J'aimais lui raconter des histoires, lui dire que la vérité ne se cherchait pas ailleurs mais dans ses yeux. Lui montrer que l'on peut être heureux sans être millionnaire mais pas sans amis. Sa vie était faite de petits riens et de grands rires. J’aurais aimé lui dire qu'elle me plaisait telle qu’elle était. Je n'en ai pas eu le temps. Par contre, j'ai pu la voir encore. Je la vois toujours.
Tu me manques Anaïs.
Jamais je n’oublierai le son de ton rire. Si chaud, si envoûtant… Tellement en adéquation avec la personne que tu étais. Que tu es. Tu me manques tellement. J'en ai presque les larmes aux yeux. J’aurais tant voulu te découvrir, déshabiller ton âme et abaisser les remparts que tu as construits quand t'es retrouvée aussi nue qu’une enfant née. Dégriffer les amertumes de silence et désargenter les couleurs de tes joues où perlaient de temps à autre des diamants bruts. Si la pudeur est un naufrage la tendresse est ton île de beauté. Tu me laisses dériver, le cœur en lambeaux, déchiré par les vagues de solitude qui me mènent inexorablement vers l'infini tapis de douceur dont sera recouvert mon cercueil. J’aurais voulu t'emporter loin de ces mirages boréales.
Tu me manques Anaïs.
Jamais je n’aurais imaginé que tu ne serais plus là. Je pensais que tu pouvais résister à tout, que tu étais la force tranquille, sans limites. Et pourtant, quand on regardait tes yeux on pouvait y voir un manque d’éclat. Un reflet lointain de la fragilité dessiner une ombre presque irréelle. J’adorais t’embrasser dans le cou, glisser mon souffle sur ta peau. Sentir tes mèches pointues chatouiller mon visage. Entendre ton cœur battre plus rapidement et tes mains jouer avec mes cheveux.

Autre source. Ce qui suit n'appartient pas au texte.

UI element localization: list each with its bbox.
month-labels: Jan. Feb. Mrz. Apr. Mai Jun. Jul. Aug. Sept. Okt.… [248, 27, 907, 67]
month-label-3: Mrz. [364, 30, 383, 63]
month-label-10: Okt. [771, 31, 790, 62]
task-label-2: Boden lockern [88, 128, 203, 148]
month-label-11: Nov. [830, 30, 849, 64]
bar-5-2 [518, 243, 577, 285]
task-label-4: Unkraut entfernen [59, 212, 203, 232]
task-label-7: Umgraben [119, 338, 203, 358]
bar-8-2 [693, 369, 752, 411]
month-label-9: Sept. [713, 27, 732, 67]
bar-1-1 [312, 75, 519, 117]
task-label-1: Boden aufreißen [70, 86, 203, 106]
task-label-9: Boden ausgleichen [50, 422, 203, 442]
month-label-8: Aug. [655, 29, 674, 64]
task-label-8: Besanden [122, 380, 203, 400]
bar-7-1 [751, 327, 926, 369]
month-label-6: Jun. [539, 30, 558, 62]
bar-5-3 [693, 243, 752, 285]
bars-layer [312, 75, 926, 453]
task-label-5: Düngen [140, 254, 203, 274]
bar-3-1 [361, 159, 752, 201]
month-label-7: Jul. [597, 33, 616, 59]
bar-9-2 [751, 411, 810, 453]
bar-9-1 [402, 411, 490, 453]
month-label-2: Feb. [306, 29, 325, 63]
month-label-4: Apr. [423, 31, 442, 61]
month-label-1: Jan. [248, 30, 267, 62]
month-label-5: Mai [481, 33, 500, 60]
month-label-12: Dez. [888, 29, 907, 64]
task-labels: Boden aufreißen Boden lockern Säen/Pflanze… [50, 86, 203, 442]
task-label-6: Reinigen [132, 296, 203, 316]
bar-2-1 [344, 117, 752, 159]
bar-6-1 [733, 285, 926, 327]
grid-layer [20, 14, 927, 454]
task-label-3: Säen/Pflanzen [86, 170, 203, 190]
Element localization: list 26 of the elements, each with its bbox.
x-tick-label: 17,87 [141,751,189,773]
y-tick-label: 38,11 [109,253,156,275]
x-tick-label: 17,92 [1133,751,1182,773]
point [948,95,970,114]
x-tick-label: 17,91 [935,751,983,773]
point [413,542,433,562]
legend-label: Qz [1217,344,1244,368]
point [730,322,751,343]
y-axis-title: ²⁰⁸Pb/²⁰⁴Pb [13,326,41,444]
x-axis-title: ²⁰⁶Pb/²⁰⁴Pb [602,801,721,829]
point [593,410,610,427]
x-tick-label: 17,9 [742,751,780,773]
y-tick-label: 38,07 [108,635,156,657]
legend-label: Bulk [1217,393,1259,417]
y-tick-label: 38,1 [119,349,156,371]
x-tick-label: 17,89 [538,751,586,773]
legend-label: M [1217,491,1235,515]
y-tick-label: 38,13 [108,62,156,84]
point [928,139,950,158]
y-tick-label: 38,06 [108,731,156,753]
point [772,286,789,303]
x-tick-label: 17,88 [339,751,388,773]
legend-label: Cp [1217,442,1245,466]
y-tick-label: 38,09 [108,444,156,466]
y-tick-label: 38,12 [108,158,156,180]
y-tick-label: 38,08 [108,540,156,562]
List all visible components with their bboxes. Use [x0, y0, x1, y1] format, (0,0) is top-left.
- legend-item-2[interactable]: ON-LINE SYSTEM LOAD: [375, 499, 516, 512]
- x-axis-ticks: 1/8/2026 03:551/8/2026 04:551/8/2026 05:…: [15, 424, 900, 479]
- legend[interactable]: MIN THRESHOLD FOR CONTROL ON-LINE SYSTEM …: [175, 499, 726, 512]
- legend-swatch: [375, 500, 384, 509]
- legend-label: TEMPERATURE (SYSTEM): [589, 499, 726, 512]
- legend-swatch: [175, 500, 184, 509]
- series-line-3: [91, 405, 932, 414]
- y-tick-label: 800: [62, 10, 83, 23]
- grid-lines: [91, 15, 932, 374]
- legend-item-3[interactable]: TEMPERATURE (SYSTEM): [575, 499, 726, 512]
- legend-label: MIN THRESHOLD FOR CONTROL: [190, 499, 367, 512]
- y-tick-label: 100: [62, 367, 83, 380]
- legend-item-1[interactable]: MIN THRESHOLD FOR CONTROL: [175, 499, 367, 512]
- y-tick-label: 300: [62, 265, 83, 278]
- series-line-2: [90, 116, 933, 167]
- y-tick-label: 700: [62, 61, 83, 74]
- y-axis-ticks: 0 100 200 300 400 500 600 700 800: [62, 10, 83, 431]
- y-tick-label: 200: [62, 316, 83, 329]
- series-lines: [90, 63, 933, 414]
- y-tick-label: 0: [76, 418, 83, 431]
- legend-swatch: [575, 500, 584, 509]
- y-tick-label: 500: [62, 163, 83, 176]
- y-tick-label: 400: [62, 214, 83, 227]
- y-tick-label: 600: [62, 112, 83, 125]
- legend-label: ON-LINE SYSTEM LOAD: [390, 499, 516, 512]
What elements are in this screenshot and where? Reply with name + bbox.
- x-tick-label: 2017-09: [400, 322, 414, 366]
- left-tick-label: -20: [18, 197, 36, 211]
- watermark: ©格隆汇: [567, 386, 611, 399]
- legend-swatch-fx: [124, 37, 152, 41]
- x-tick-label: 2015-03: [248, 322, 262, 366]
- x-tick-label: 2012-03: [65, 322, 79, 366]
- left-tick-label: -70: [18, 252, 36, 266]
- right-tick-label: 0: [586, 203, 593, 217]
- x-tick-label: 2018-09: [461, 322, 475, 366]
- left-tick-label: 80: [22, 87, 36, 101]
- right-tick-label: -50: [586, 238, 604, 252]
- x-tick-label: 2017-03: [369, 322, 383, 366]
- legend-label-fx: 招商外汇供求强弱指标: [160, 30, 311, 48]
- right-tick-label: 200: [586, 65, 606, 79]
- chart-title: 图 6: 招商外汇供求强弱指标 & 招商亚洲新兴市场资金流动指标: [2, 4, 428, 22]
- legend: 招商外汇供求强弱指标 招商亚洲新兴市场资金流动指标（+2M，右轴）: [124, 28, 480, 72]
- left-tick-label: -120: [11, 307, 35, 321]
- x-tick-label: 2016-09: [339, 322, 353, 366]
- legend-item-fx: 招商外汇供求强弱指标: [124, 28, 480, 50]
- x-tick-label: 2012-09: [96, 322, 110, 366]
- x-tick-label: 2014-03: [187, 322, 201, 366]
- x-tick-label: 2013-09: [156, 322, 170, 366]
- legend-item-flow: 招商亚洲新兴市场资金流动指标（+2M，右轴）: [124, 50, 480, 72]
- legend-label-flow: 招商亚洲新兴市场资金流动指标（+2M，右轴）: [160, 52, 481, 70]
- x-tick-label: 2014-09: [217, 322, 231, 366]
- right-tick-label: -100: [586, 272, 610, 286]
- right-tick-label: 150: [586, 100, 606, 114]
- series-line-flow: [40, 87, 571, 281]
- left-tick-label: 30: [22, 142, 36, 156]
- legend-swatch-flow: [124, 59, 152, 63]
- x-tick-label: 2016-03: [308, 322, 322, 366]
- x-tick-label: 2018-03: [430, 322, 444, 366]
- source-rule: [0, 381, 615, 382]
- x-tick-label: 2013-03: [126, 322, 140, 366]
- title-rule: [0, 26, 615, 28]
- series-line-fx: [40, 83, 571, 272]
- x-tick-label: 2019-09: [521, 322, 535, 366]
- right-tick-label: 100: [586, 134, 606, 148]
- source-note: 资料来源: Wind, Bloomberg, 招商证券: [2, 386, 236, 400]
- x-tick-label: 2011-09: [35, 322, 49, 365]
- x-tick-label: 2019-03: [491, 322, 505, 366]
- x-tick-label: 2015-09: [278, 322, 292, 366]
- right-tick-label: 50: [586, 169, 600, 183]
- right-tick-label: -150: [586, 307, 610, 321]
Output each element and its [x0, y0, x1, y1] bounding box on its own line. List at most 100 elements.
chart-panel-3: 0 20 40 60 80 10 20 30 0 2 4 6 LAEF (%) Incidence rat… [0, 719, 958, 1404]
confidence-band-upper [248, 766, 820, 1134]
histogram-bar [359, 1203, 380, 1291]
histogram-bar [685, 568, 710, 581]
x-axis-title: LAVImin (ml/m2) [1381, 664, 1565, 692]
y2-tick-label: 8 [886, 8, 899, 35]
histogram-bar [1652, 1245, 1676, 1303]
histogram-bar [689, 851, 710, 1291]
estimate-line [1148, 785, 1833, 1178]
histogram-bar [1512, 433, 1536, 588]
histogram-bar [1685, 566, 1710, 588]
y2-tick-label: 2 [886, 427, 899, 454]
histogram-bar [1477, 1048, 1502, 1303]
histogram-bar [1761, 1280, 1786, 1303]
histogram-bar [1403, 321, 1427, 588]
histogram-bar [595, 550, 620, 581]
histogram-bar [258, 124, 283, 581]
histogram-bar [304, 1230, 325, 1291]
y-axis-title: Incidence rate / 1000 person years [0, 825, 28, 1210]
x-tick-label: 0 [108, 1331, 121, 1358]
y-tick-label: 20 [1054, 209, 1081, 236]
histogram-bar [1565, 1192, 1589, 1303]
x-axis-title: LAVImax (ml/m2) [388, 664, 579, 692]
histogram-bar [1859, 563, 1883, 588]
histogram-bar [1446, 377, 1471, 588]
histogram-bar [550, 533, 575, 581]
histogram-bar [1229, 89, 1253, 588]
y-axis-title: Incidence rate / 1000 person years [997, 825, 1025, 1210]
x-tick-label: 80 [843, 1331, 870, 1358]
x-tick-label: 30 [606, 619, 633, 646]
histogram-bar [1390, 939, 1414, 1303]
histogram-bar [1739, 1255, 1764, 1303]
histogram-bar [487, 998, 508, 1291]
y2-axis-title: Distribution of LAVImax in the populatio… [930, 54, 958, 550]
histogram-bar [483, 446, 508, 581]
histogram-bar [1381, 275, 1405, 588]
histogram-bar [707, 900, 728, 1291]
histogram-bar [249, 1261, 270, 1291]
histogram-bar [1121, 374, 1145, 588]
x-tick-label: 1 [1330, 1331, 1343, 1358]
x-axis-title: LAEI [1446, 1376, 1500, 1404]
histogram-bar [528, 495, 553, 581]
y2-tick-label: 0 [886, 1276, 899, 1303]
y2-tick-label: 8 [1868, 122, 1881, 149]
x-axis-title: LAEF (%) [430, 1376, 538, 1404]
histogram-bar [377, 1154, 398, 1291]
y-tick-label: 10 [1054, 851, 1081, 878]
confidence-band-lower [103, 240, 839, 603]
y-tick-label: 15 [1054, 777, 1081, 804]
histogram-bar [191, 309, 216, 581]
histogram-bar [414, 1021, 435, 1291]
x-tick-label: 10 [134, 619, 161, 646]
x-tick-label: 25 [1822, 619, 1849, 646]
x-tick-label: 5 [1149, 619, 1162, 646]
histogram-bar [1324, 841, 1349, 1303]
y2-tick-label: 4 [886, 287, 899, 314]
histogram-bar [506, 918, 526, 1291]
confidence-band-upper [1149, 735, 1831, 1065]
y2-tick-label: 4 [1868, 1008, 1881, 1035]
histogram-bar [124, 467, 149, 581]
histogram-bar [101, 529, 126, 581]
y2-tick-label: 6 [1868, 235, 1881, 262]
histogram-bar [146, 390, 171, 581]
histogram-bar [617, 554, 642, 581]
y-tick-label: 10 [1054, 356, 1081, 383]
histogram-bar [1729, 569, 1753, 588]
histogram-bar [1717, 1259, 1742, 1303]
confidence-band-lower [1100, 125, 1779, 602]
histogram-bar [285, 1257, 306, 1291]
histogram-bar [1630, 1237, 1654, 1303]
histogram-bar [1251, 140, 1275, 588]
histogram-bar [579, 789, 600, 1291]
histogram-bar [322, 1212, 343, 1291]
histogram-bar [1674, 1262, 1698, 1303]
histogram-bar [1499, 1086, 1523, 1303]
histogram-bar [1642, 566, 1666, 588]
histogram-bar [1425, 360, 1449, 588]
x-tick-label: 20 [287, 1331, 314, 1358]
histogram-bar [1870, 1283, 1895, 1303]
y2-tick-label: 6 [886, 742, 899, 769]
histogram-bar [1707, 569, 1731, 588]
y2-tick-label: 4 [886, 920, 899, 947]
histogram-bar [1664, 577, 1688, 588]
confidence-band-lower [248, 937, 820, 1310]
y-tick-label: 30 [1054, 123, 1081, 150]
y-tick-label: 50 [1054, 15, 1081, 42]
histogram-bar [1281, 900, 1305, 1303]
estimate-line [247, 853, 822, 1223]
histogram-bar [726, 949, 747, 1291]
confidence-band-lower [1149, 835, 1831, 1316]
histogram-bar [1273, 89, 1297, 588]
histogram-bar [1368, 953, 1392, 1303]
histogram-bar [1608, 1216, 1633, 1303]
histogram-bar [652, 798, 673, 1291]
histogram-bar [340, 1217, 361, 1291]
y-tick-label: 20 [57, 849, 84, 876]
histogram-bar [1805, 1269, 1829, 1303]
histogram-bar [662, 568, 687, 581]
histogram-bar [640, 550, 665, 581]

Si ce moment avait pu durer l’éternité.
Tu me manques Anaïs.
J’écoute Saez en boucle et je fume trop. J’aime te revoir dans mes pensées éphémères. L'air trouble me rappelle à tes paroles douces et sensuelles. Ta voix si fragile m'enivre au point de me réveiller dans mes rêves. Je me perds dans les méandres de tes caresses sauvages. Tu dors dans les limbes de tes courbes charnelles, immobile aux sons délicats de mon imagination. J’aimerais pouvoir te ramener mais tu échappes à mes intentions solitaires.
Tu me manques Anaïs.
Je me rappelle son souffle léger et calme lorsqu'elle dormait, la tête perdue dans les abîmes noirs de ses sommeils. J’ai cru apercevoir à la commissure de ses yeux des perles salées, sans doute une tristesse enfouie et réanimée semblables aux embruns qui fracassent les bateaux trop faibles pour leurs résister. En glissant ma main sur son sein je sentais sa peau satinée se tendre sous l’effet du frisson. Ce que je voulais c’était atteindre son cœur et l'entendre dormir lui aussi.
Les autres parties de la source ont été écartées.